Many are like Seattle Mayor Ed Murray, who has chosen a passion that seems to conflict with what our government teaches. (On Jan. 24, the Reporter ran a story about Mitchell Taylor posting threatening and anti-gay messages on Murray’s Facebook page.)
A long time ago, the government passed a law to teach children evolution that man evolved from an ape, or an animal. As children, we learned about animals. It is common knowledge that if you put two roosters together they would fight to kill each other. Actually, if you put the two roosters on the opposite side of a large meadow, they would run across it to fight to kill each other unless they had enough chickens to share. If you put two chickens to live in the same cage, one would dominate the other, taking from the other, until the other weakens maybe even to death. Ask any farmer what would happen if two bulls are put in the same barn? The bulls would try to kill each other.
Now the government has passed a new law that same-sex marriage is acceptable. It seems obvious that the new law is inappropriate for the animal kingdom and maybe also inappropriate for the human race since the government teaches we came from animals. For those who have preserved their passions to be similar to the animal kingdom, this new law conflicts with evolution, and may aggravate them. Maybe Taylor is aggravated by the government’s conflicting laws that do not agree.

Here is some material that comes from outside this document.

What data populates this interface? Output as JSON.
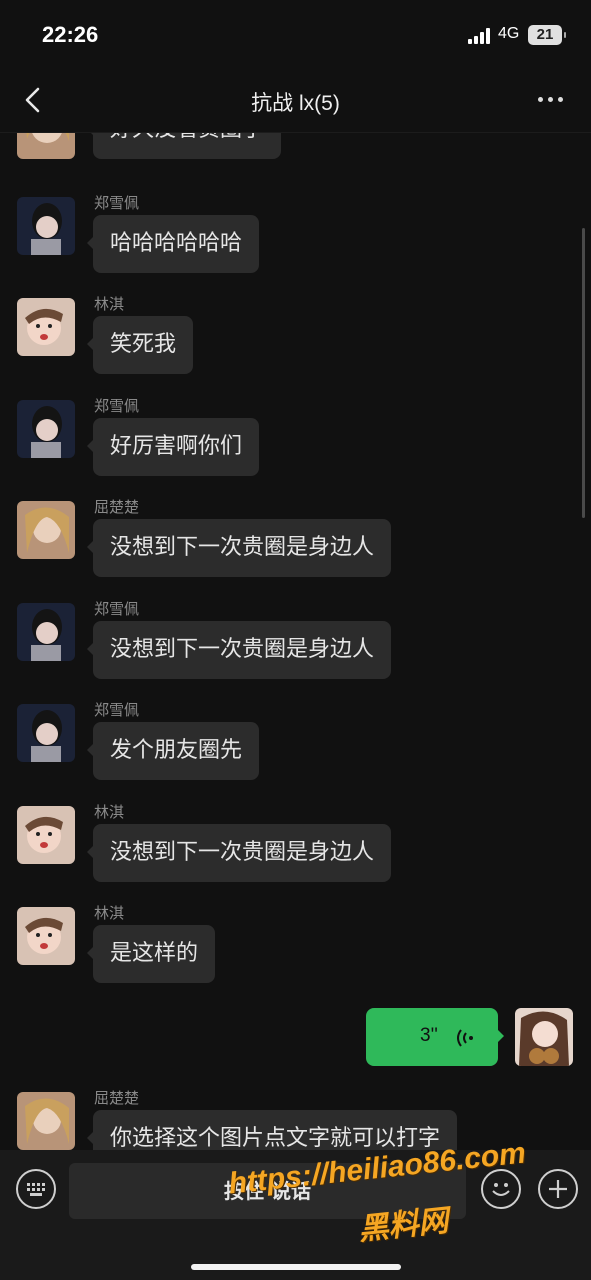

But then, if humans live only for their passion, there is a void. Many humans change their passions to try to fill a void. But the new passion does not fill the void, either. Humans need to realize the void can only be filled by the originator of life. He wants to forgive us if we repent and accept his only begotten son who died on the cross and shed his blood for our sins, and rose from the dead. He will judge us for our passions. Let us prepare for the one that knows our secret thoughts and passions and who will someday judge the world.